We can compute probabilities involving the standard normal distribution function in R using the pnorm function. Suppose we compute the sample mean from a \(\text{Gamma}(2,1)\) random sample:

set.seed(8257899)
n <- 500
gammamean <- mean(rgamma(n,2,1))
gammamean
[1] 2

We know the true mean is \(2\). How “close” is 2.05 to \(2\)? We can quantify this by asking: how probable is it to get a sample mean of 2.05 or greater in a sample of size 500 from a \(\text{Gamma}(2,1)\) distribution?

# The actual probability is (why? remember a previous exercise...):
1 - pgamma(gammamean,shape = 2*n,rate = 1*n)
[1] 0.22
# The CLT probability is as follows:
Zn <- sqrt(n) * (gammamean - 2) / sqrt(2)
1 - pnorm(Zn)
[1] 0.22
# Why are we doing 1 - pnorm()? pnorm() gives P(X < x) for X ~ N(0,1)
# To get P(X > x), you can do
pnorm(Zn,lower.tail = FALSE)
[1] 0.22
# but it's easier to just do P(X > x) = 1 - P(X < x)

Pretty close approximation!

We could also approximate this probability by generating a bunch of gamma random samples and seeing how often their averages are > 2.05:

N <- 10000
exceeded <- numeric(N)
for (i in 1:N) {
  samp <- rgamma(n,shape = 2,rate = 1)
  mn <- mean(samp)
  exceeded[i] <- as.numeric(mn > gammamean)
}
mean(exceeded)
[1] 0.22

Exercise: why does this simulation give us an idea of \(P(\bar{X} > 2.05)\)? Hint: recall the coin flipping example: consider \(\bar{X} > 2.05\) to be like a coin coming up heads and estimate this probability using the method we came up with in that example.

3.2.1 Extended example: the probability of heads

In our coin example from the LLN section, we investigated how many flips were needed to get an average number of heads that was close (in probability) to the true probability of heads.

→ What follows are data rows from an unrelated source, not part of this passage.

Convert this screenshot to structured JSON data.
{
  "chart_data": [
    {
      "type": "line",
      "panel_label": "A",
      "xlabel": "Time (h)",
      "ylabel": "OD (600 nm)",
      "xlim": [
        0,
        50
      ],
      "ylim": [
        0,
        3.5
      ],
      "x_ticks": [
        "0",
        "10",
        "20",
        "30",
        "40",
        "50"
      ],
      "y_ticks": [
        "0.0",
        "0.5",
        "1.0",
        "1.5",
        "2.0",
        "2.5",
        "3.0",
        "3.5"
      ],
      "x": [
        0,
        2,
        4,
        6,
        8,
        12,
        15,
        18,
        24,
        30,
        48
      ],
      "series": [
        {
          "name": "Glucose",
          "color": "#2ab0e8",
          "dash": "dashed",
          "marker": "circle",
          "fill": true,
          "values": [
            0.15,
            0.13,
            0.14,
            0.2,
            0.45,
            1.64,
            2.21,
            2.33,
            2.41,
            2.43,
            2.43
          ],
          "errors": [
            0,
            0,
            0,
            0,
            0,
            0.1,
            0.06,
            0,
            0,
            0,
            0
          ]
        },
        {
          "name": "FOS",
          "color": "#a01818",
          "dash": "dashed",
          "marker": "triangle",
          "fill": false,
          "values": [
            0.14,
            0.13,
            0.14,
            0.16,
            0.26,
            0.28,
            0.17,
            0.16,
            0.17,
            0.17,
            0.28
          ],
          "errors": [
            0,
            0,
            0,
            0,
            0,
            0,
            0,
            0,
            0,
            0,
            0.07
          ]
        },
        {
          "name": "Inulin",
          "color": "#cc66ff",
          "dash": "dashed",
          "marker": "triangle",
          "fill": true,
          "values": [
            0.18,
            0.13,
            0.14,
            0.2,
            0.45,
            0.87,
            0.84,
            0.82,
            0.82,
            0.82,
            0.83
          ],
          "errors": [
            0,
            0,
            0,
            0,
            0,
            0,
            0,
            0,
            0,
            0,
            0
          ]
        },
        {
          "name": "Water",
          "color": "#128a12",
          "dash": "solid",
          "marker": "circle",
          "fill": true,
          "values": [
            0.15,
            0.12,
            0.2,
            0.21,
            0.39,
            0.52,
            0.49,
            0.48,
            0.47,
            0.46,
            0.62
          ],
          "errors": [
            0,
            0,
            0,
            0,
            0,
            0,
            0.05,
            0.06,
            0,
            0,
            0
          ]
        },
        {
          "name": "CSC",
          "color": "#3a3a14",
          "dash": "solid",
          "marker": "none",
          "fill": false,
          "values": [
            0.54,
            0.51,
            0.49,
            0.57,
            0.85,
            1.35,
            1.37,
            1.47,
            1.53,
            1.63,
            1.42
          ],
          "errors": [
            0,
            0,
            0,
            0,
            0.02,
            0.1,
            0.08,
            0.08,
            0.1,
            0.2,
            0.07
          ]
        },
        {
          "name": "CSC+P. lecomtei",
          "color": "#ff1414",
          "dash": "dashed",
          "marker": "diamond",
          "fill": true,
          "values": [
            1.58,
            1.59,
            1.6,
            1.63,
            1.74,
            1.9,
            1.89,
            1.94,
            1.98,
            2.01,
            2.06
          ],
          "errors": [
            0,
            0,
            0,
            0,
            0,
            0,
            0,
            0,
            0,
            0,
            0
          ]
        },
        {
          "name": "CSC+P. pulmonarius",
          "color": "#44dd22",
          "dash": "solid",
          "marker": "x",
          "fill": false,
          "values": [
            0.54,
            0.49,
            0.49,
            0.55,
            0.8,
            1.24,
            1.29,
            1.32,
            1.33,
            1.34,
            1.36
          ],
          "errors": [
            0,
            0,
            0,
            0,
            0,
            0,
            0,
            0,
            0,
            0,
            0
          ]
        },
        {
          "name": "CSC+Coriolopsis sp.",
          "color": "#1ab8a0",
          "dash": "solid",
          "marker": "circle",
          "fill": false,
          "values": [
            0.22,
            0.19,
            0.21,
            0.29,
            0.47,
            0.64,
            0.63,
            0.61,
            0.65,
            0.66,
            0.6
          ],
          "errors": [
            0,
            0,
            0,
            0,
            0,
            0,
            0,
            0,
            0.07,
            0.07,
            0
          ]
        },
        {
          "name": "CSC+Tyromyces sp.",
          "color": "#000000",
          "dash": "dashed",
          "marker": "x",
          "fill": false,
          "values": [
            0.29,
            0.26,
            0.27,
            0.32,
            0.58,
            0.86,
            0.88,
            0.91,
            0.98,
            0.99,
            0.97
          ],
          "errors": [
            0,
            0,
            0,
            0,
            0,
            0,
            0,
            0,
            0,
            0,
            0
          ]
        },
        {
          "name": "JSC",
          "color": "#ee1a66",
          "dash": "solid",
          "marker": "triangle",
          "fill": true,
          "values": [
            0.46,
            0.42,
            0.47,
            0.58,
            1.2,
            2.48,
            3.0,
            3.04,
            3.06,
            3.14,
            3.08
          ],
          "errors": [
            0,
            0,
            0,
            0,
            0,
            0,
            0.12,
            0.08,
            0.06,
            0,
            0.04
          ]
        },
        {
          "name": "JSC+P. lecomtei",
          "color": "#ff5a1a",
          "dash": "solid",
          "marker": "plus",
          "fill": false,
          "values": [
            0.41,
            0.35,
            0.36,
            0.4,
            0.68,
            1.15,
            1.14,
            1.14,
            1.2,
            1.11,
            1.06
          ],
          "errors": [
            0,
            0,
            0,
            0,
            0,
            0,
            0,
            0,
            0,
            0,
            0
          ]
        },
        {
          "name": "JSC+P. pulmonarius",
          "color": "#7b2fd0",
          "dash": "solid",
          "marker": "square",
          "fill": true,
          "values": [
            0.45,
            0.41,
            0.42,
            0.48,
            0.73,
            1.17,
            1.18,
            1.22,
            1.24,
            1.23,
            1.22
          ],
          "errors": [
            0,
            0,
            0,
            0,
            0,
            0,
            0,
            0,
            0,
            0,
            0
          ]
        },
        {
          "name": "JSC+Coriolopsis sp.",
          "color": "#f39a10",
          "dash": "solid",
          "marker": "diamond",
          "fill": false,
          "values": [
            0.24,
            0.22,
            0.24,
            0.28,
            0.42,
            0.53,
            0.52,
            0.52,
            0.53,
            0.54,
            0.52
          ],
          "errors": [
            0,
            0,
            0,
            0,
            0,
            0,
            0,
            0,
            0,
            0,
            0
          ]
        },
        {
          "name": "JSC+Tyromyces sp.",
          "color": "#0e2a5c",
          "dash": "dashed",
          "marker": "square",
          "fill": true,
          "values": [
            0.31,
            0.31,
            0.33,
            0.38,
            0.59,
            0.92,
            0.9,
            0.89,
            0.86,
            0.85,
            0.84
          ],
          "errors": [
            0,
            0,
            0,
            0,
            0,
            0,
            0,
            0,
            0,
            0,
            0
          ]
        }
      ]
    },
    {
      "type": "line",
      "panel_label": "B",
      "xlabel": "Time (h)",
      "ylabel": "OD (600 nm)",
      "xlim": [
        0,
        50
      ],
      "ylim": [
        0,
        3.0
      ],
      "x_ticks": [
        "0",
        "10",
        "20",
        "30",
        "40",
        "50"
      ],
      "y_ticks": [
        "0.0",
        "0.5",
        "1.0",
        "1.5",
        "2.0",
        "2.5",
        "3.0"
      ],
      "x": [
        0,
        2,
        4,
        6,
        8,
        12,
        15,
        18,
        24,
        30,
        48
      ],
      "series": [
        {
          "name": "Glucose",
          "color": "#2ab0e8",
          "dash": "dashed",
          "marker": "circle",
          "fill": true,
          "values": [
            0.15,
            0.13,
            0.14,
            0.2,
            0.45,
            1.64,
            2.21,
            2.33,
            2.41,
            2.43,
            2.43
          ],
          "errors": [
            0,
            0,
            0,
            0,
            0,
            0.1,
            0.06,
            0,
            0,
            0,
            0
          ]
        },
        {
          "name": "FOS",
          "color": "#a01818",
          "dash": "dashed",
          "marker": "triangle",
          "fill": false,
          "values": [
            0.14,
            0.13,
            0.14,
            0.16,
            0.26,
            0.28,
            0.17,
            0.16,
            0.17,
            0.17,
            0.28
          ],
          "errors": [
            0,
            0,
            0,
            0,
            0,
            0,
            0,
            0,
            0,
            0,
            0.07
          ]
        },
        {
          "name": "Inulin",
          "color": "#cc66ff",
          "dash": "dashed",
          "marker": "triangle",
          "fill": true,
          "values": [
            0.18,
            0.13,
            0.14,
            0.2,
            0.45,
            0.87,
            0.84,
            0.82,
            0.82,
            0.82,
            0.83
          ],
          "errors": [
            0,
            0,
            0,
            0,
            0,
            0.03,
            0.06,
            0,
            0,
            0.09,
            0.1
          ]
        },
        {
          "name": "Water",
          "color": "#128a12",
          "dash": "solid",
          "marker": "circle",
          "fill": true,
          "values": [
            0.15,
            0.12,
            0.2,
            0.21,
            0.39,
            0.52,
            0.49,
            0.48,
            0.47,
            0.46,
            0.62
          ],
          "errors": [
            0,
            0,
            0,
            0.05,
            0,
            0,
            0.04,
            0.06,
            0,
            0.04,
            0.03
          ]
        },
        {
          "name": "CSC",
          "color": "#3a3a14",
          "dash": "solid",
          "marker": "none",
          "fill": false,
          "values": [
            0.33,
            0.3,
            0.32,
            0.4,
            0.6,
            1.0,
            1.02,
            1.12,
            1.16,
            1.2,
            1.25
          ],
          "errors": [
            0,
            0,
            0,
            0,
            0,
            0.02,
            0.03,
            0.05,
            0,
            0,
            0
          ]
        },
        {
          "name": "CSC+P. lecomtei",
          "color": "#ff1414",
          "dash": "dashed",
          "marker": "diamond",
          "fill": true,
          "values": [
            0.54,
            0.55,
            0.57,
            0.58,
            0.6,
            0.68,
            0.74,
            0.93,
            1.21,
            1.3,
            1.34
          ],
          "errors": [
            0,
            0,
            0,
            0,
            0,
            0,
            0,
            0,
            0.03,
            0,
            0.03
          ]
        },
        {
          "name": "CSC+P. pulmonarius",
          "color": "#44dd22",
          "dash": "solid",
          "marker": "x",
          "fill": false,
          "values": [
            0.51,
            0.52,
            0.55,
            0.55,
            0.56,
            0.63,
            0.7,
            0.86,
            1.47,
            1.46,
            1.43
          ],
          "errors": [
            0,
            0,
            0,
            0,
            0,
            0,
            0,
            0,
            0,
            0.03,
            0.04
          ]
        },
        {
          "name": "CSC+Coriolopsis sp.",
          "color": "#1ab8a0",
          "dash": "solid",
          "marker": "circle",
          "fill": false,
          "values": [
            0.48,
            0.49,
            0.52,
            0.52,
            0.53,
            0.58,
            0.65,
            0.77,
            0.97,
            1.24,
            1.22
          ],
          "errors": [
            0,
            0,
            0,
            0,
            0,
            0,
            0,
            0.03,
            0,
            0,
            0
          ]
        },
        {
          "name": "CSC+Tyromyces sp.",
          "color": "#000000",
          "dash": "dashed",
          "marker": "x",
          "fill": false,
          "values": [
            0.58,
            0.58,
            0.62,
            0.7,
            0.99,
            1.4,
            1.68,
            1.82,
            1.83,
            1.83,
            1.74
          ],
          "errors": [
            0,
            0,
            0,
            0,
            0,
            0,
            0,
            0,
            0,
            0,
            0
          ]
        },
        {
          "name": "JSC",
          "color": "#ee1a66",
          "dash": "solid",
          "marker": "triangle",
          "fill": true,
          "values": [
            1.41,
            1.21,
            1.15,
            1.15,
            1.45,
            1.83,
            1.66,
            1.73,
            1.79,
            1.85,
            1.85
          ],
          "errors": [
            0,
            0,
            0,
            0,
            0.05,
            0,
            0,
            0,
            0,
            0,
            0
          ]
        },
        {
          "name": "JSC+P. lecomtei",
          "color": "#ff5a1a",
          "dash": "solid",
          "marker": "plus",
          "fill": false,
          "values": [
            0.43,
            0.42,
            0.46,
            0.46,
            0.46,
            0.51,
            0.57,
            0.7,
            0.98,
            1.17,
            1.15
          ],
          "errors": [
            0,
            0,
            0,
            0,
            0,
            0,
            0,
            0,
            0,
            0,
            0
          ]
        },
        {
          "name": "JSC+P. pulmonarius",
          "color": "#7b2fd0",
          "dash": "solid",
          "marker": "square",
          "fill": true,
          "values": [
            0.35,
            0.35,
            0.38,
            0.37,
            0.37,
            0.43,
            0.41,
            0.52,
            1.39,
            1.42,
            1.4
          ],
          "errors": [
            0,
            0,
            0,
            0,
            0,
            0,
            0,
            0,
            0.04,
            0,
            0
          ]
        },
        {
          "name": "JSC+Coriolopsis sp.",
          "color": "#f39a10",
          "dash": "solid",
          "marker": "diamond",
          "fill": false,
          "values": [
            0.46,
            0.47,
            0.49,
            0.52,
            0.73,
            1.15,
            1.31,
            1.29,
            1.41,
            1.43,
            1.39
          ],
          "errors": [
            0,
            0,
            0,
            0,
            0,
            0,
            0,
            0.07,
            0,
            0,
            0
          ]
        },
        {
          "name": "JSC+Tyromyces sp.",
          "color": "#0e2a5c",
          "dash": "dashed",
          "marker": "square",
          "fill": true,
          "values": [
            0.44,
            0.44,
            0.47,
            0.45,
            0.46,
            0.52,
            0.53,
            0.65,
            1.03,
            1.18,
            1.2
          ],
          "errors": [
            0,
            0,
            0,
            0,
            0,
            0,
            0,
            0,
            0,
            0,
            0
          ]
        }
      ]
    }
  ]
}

Using the CLT, we can get a probabilistic quantification of the error rate– how far away from the truth the proportion of heads is likely to be.

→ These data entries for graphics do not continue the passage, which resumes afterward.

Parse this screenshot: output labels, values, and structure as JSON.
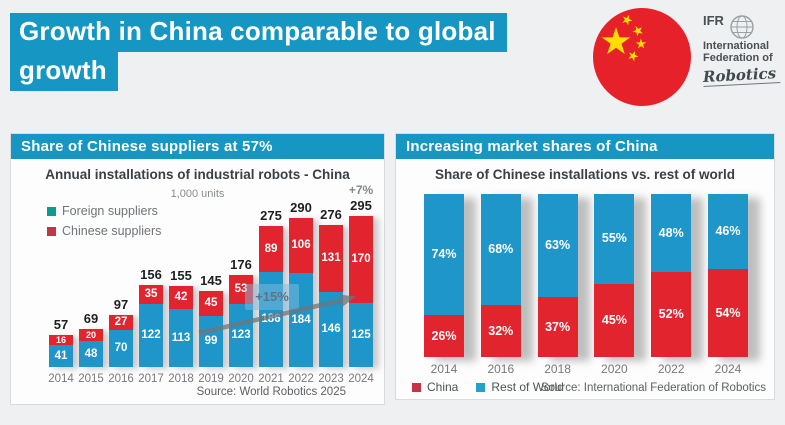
{
  "colors": {
    "accent": "#1697c3",
    "bar_blue": "#1e96ca",
    "bar_red": "#e2242f",
    "legend_teal": "#0d9b8f",
    "legend_crimson": "#c73249",
    "flag_red": "#e62129",
    "flag_yellow": "#ffde00",
    "page_background": "#eef0f1"
  },
  "header": {
    "title_line1": "Growth in China comparable to global",
    "title_line2": "growth"
  },
  "logo": {
    "abbr": "IFR",
    "line1": "International",
    "line2": "Federation of",
    "script": "Robotics"
  },
  "left_panel": {
    "header": "Share of Chinese suppliers at 57%",
    "chart_title": "Annual installations of industrial robots - China",
    "units_label": "1,000 units",
    "legend": [
      {
        "label": "Foreign suppliers",
        "color": "#0d9b8f"
      },
      {
        "label": "Chinese suppliers",
        "color": "#c73249"
      }
    ],
    "growth_annotation": "+15%",
    "top_annotation": "+7%",
    "source": "Source: World Robotics 2025"
  },
  "right_panel": {
    "header": "Increasing market shares of China",
    "chart_title": "Share of Chinese installations vs. rest of world",
    "legend": [
      {
        "label": "China",
        "color": "#c73249"
      },
      {
        "label": "Rest of World",
        "color": "#22a3c9"
      }
    ],
    "source": "Source: International Federation of Robotics"
  },
  "chart_data": [
    {
      "type": "bar",
      "stacked": true,
      "title": "Annual installations of industrial robots - China",
      "subtitle": "1,000 units",
      "categories": [
        "2014",
        "2015",
        "2016",
        "2017",
        "2018",
        "2019",
        "2020",
        "2021",
        "2022",
        "2023",
        "2024"
      ],
      "series": [
        {
          "name": "Foreign suppliers",
          "color": "#1e96ca",
          "values": [
            41,
            48,
            70,
            122,
            113,
            99,
            123,
            186,
            184,
            146,
            125
          ]
        },
        {
          "name": "Chinese suppliers",
          "color": "#e2242f",
          "values": [
            16,
            20,
            27,
            35,
            42,
            45,
            53,
            89,
            106,
            131,
            170
          ]
        }
      ],
      "totals": [
        57,
        69,
        97,
        156,
        155,
        145,
        176,
        275,
        290,
        276,
        295
      ],
      "annotations": [
        {
          "text": "+7%",
          "target": "2024 total"
        },
        {
          "text": "+15%",
          "target": "growth arrow 2019-2024"
        }
      ],
      "ylabel": "1,000 units",
      "legend_position": "upper-left",
      "grid": false,
      "source": "Source: World Robotics 2025"
    },
    {
      "type": "bar",
      "stacked": true,
      "percent": true,
      "title": "Share of Chinese installations vs. rest of world",
      "categories": [
        "2014",
        "2016",
        "2018",
        "2020",
        "2022",
        "2024"
      ],
      "series": [
        {
          "name": "China",
          "color": "#e2242f",
          "values": [
            26,
            32,
            37,
            45,
            52,
            54
          ]
        },
        {
          "name": "Rest of World",
          "color": "#1e96ca",
          "values": [
            74,
            68,
            63,
            55,
            48,
            46
          ]
        }
      ],
      "ylim": [
        0,
        100
      ],
      "legend_position": "bottom",
      "grid": false,
      "source": "Source: International Federation of Robotics"
    }
  ]
}
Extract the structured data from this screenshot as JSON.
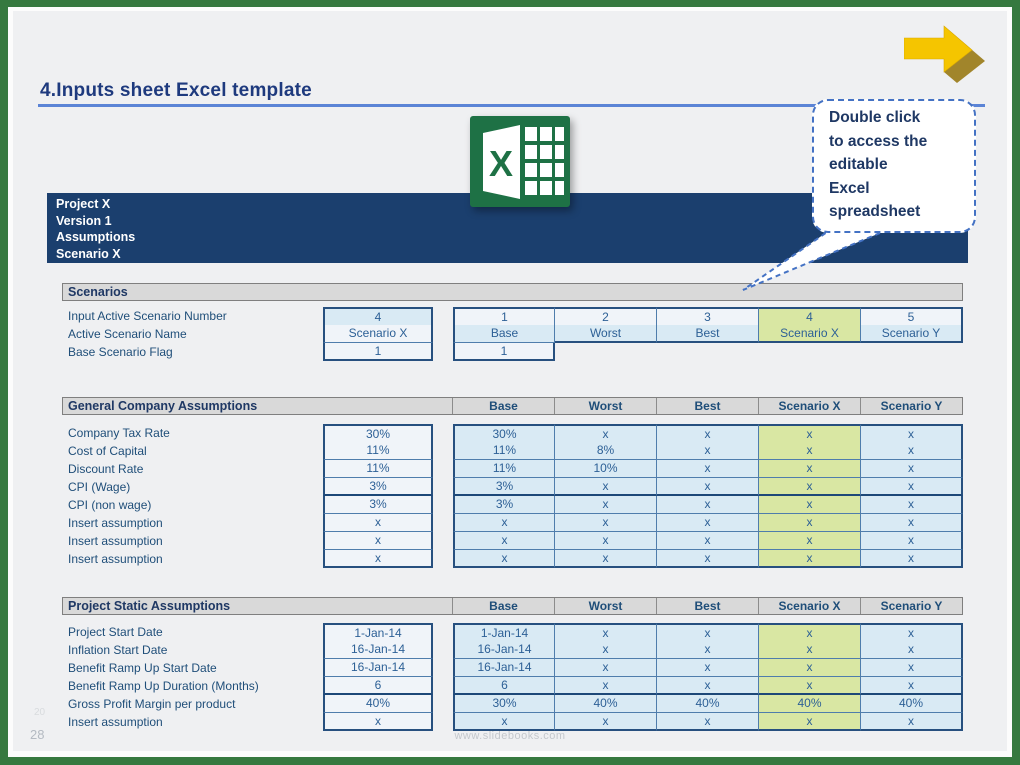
{
  "page": {
    "title": "4.Inputs sheet Excel template",
    "page_number": "28",
    "watermark": "20",
    "footer_url": "www.slidebooks.com"
  },
  "callout": {
    "text": "Double click\nto access the\neditable\nExcel\nspreadsheet"
  },
  "workbook": {
    "header_lines": [
      "Project X",
      "Version 1",
      "Assumptions",
      "Scenario X"
    ]
  },
  "excel_icon": {
    "letter": "X"
  },
  "columns": [
    "Base",
    "Worst",
    "Best",
    "Scenario X",
    "Scenario Y"
  ],
  "highlight_column": "Scenario X",
  "highlight_column_index": 3,
  "tables": {
    "scenarios": {
      "title": "Scenarios",
      "rows": [
        {
          "label": "Input Active Scenario Number",
          "input": "4",
          "cells": [
            "1",
            "2",
            "3",
            "4",
            "5"
          ]
        },
        {
          "label": "Active Scenario Name",
          "input": "Scenario X",
          "cells": [
            "Base",
            "Worst",
            "Best",
            "Scenario X",
            "Scenario Y"
          ]
        },
        {
          "label": "Base Scenario Flag",
          "input": "1",
          "cells": [
            "1",
            "",
            "",
            "",
            ""
          ]
        }
      ]
    },
    "general": {
      "title": "General Company Assumptions",
      "thick_after_row": 3,
      "rows": [
        {
          "label": "Company Tax Rate",
          "input": "30%",
          "cells": [
            "30%",
            "x",
            "x",
            "x",
            "x"
          ]
        },
        {
          "label": "Cost of Capital",
          "input": "11%",
          "cells": [
            "11%",
            "8%",
            "x",
            "x",
            "x"
          ]
        },
        {
          "label": "Discount Rate",
          "input": "11%",
          "cells": [
            "11%",
            "10%",
            "x",
            "x",
            "x"
          ]
        },
        {
          "label": "CPI (Wage)",
          "input": "3%",
          "cells": [
            "3%",
            "x",
            "x",
            "x",
            "x"
          ]
        },
        {
          "label": "CPI (non wage)",
          "input": "3%",
          "cells": [
            "3%",
            "x",
            "x",
            "x",
            "x"
          ]
        },
        {
          "label": "Insert assumption",
          "input": "x",
          "cells": [
            "x",
            "x",
            "x",
            "x",
            "x"
          ]
        },
        {
          "label": "Insert assumption",
          "input": "x",
          "cells": [
            "x",
            "x",
            "x",
            "x",
            "x"
          ]
        },
        {
          "label": "Insert assumption",
          "input": "x",
          "cells": [
            "x",
            "x",
            "x",
            "x",
            "x"
          ]
        }
      ]
    },
    "static": {
      "title": "Project Static Assumptions",
      "thick_after_row": 3,
      "rows": [
        {
          "label": "Project Start Date",
          "input": "1-Jan-14",
          "cells": [
            "1-Jan-14",
            "x",
            "x",
            "x",
            "x"
          ]
        },
        {
          "label": "Inflation Start Date",
          "input": "16-Jan-14",
          "cells": [
            "16-Jan-14",
            "x",
            "x",
            "x",
            "x"
          ]
        },
        {
          "label": "Benefit Ramp Up Start Date",
          "input": "16-Jan-14",
          "cells": [
            "16-Jan-14",
            "x",
            "x",
            "x",
            "x"
          ]
        },
        {
          "label": "Benefit Ramp Up Duration (Months)",
          "input": "6",
          "cells": [
            "6",
            "x",
            "x",
            "x",
            "x"
          ]
        },
        {
          "label": "Gross Profit Margin per product",
          "input": "40%",
          "cells": [
            "30%",
            "40%",
            "40%",
            "40%",
            "40%"
          ]
        },
        {
          "label": "Insert assumption",
          "input": "x",
          "cells": [
            "x",
            "x",
            "x",
            "x",
            "x"
          ]
        }
      ]
    }
  },
  "colors": {
    "frame_green": "#36793f",
    "slide_bg": "#eff0f2",
    "navy_bar": "#1b3f6e",
    "title_blue": "#1e3a7e",
    "underline_blue": "#5b84d6",
    "cell_blue": "#d9eaf4",
    "cell_light": "#f0f4f9",
    "highlight_green": "#d9e7a3",
    "section_bar_gray": "#d9d9d9",
    "callout_border": "#4472c4",
    "excel_green": "#1e7145",
    "arrow_yellow": "#f5c500"
  }
}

Similar to the LLN experiment, we’re goin to flip the coin a bunch of times and calculate the sample proportion of heads; then we’re going to do that a bunch of times and plot a histogram of the sample proportions. The CLT tells us that as long as each experiment has enough flips, the resulting probability density of the sample proportion of heads should be approximately Normal.

N <- 1000 # Number of experiments to do
n <- 100 # Number of times to flip the coin in each experiment
p <- .5 # True probability of heads
experiments <- numeric(N)
for (i in 1:N) {
  experiments[i] <- sample_proportion_of_heads(n,p)
}

# Plot them
tibble(x = experiments) %>%
  ggplot(aes(x = x)) +
  theme_classic() +
  geom_histogram(aes(y = ..density..),bins=30,colour="black",fill="orange",alpha = .5) +
  stat_function(fun = dnorm,args = list(mean = p,sd = sqrt(p*(1-p)/n)),colour = "purple") +
  labs(title = "Empirical distribution of sample proportions of heads",
       subtitle = stringr::str_c("# of flips: ",n,", true probability of heads: ",p),
       x = "Proportion of heads",
       y = "Empirical Density") +
  scale_x_continuous(breaks = seq(0,1,by=.1))

Exercises:

  1. Recreate the above plot with \(n = 10, 50, 100, 1000\) and \(p = .4, .2, .8, .01, .99\). What do you see? Is the accuracy of the normal approximation to this distribution affected by \(n\) or \(p\)?

  2. What are the mean and variance of the distribution of sample proportions of heads? (Hint: what are the mean and variance of a \(\text{Binom}(n,p)\) random variable?)

  3. Recreate the above plot, but scale the sample proportion of heads appropriately such that it has mean \(0\) and variance \(1\).